On this day in 1989, November 24, in Prague, the entire top leadership of the Communist Party of Czechoslovakia resigned.
The causes and events leading to that resignation are many; but among them are an extremely large peaceful, popular uprising.
Four days earlier, on November 20, a crowd of of 200,000 protesting Czechs had swelled to 500,000. In that high-energy environment, a bold, freedom-loving playwright, soon-to-become President, Vaclav Havel, addressed the crowd, while standing on this balcony:
I snapped the pic a few years ago when we were visiting Prague. Our tour guide pointed out that (in my opinion) historic balcony.
Please note that that 1989 crowd of a half-million Czechs did not attack their government; nor did they trash the place; nor did they attack the leaders of the ruling party, or threaten any one them with a scaffold. But with the peacefully constructive leadership of Vaclav Havel, Alexander Dubcek and others, they were able to initiate a peaceful revolution, now called the Velvet Revolution, and thereby join the ranks of freedom-loving nations.
These last few days, November 2022, I have been pondering the idea of Liberty. We are visiting Boston, just now. If you walk around this historic city for any length of time, you cannot miss the atmosphere of Liberty that pervades the place.

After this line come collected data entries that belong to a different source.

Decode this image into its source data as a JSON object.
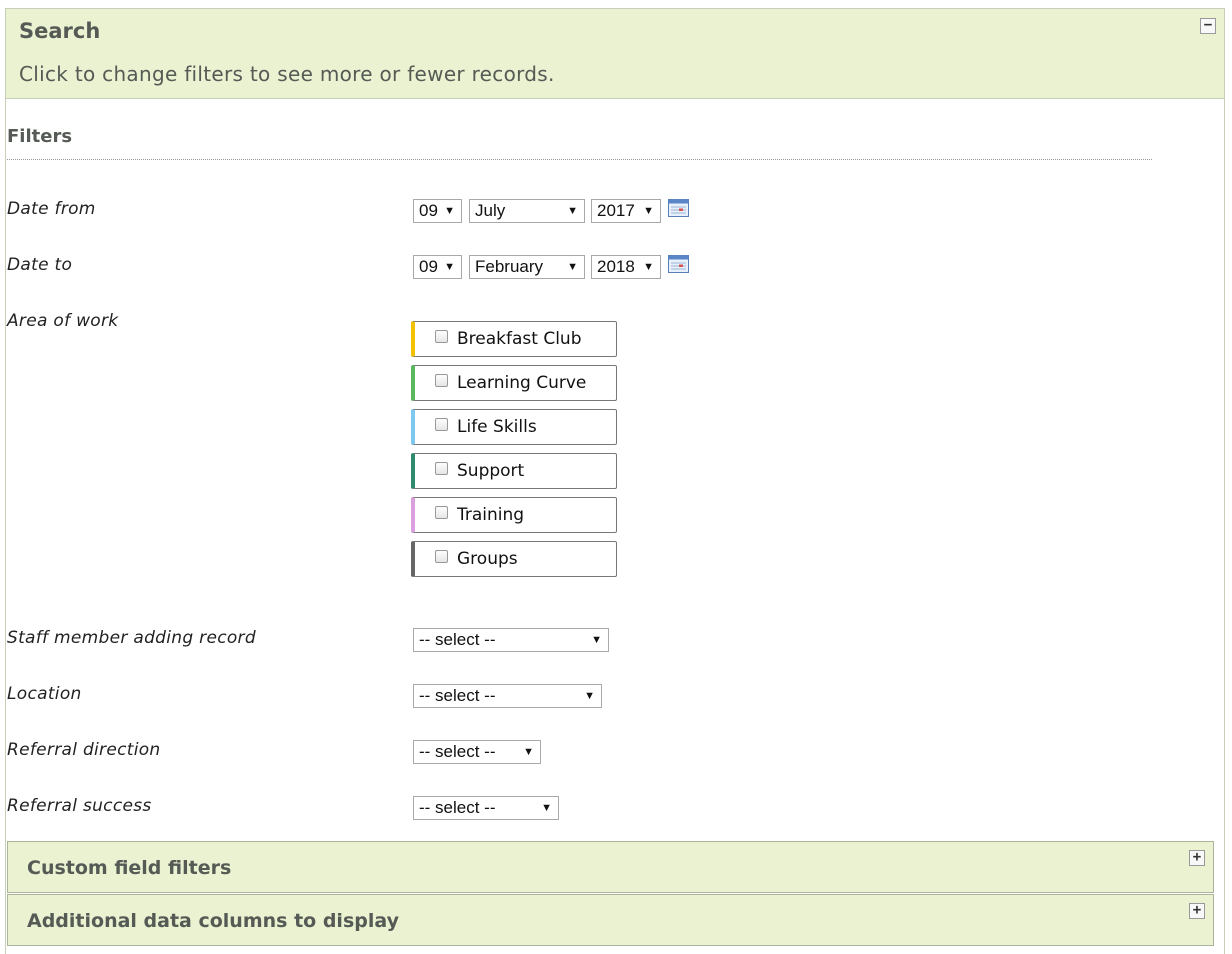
{
  "search": {
    "title": "Search",
    "subtitle": "Click to change filters to see more or fewer records.",
    "collapse_icon": "minus-toggle-icon",
    "collapse_glyph": "−"
  },
  "filters": {
    "heading": "Filters",
    "date_from": {
      "label": "Date from",
      "day": "09",
      "month": "July",
      "year": "2017"
    },
    "date_to": {
      "label": "Date to",
      "day": "09",
      "month": "February",
      "year": "2018"
    },
    "area_of_work": {
      "label": "Area of work",
      "items": [
        {
          "label": "Breakfast Club",
          "color": "#f2c200",
          "checked": false
        },
        {
          "label": "Learning Curve",
          "color": "#5cb85c",
          "checked": false
        },
        {
          "label": "Life Skills",
          "color": "#7ec8f0",
          "checked": false
        },
        {
          "label": "Support",
          "color": "#2e8b6e",
          "checked": false
        },
        {
          "label": "Training",
          "color": "#d9a0dd",
          "checked": false
        },
        {
          "label": "Groups",
          "color": "#666666",
          "checked": false
        }
      ]
    },
    "staff_member": {
      "label": "Staff member adding record",
      "value": "-- select --"
    },
    "location": {
      "label": "Location",
      "value": "-- select --"
    },
    "referral_direction": {
      "label": "Referral direction",
      "value": "-- select --"
    },
    "referral_success": {
      "label": "Referral success",
      "value": "-- select --"
    }
  },
  "custom_field_filters": {
    "title": "Custom field filters",
    "expand_glyph": "+"
  },
  "additional_columns": {
    "title": "Additional data columns to display",
    "expand_glyph": "+"
  },
  "colors": {
    "header_bg": "#eaf2d2",
    "header_text": "#555a55"
  }
}
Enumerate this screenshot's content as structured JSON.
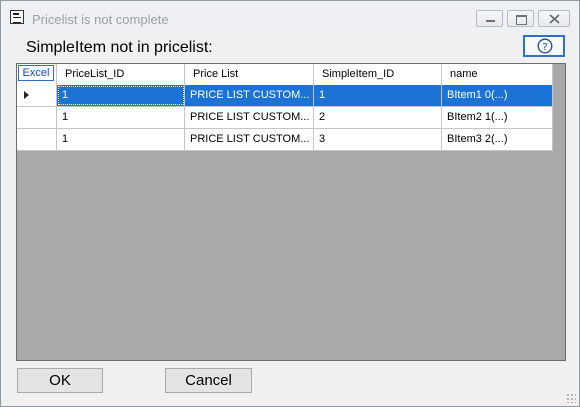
{
  "window": {
    "title": "Pricelist is not complete"
  },
  "caption": "SimpleItem not in pricelist:",
  "grid": {
    "excel_label": "Excel",
    "columns": [
      "PriceList_ID",
      "Price List",
      "SimpleItem_ID",
      "name"
    ],
    "rows": [
      [
        "1",
        "PRICE LIST CUSTOM...",
        "1",
        "BItem1    0(...)"
      ],
      [
        "1",
        "PRICE LIST CUSTOM...",
        "2",
        "BItem2    1(...)"
      ],
      [
        "1",
        "PRICE LIST CUSTOM...",
        "3",
        "BItem3    2(...)"
      ]
    ],
    "selected_row": 0
  },
  "buttons": {
    "ok": "OK",
    "cancel": "Cancel"
  },
  "colors": {
    "selection": "#1c73d6",
    "grid_background": "#a9a9a9",
    "accent": "#2f6fd0"
  }
}
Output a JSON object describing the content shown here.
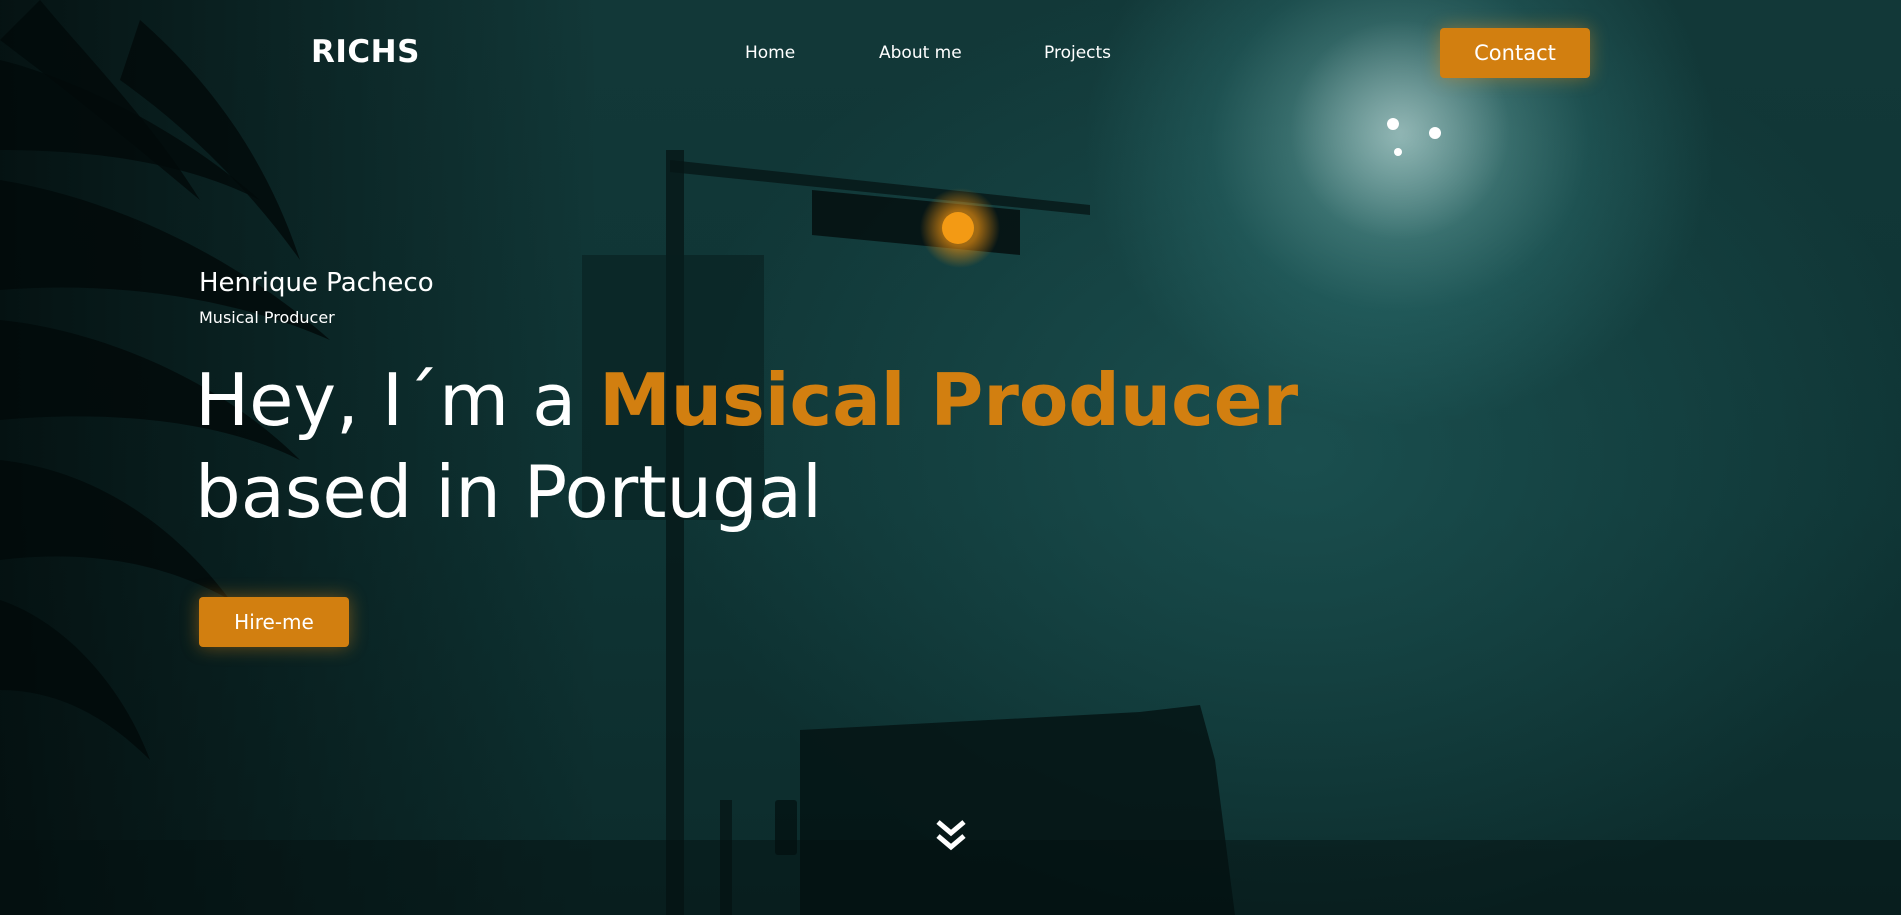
{
  "header": {
    "logo": "RICHS",
    "nav": [
      {
        "label": "Home"
      },
      {
        "label": "About me"
      },
      {
        "label": "Projects"
      }
    ],
    "contact_label": "Contact"
  },
  "hero": {
    "name": "Henrique Pacheco",
    "role": "Musical Producer",
    "headline_prefix": "Hey, I´m a ",
    "headline_accent": "Musical Producer",
    "headline_line2": "based in Portugal",
    "cta_label": "Hire-me",
    "scroll_icon": "double-chevron-down-icon"
  },
  "colors": {
    "accent": "#d27f10",
    "text": "#ffffff",
    "background": "#0f3535"
  }
}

From the Old North Church where Robert Newman signaled to Paul Revere, as he was waiting across the Charles River, came Newman’s lantern signal that the British were coming! . . .
. . . to the Civil War Soldiers monument on Boston Common, or the Wendell Phillips monument:
. . . Along these lines of Liberty musing, this baby boomer cannot fail to remember. . . nor fail to mention, in this year of ’22, that liberty-loving Massachusetts Senator who, while assuming our Presidency in 1961, offered this counsel to us all:
“Ask not what your country can do for you, but what you can do for your country.”
JFK's message of constructive liberty was not confined only to us Americans. Later in his Presidency, while visiting the fiercely divided city of Berlin Germany, he challenged the citizens of that embattled city:
“My fellow citizens of the world: Ask not what America will do for you, but what, together, we can do for the freedom of man.”
His counsel of peaceful, constructive doing—rather than destructive rioting— is timely and appropriate for us . . . We the People of these United States of America in 2022.
Think about that this Thanksgiving. Do you really want to start another civil war just because one man refuses to play by the rules?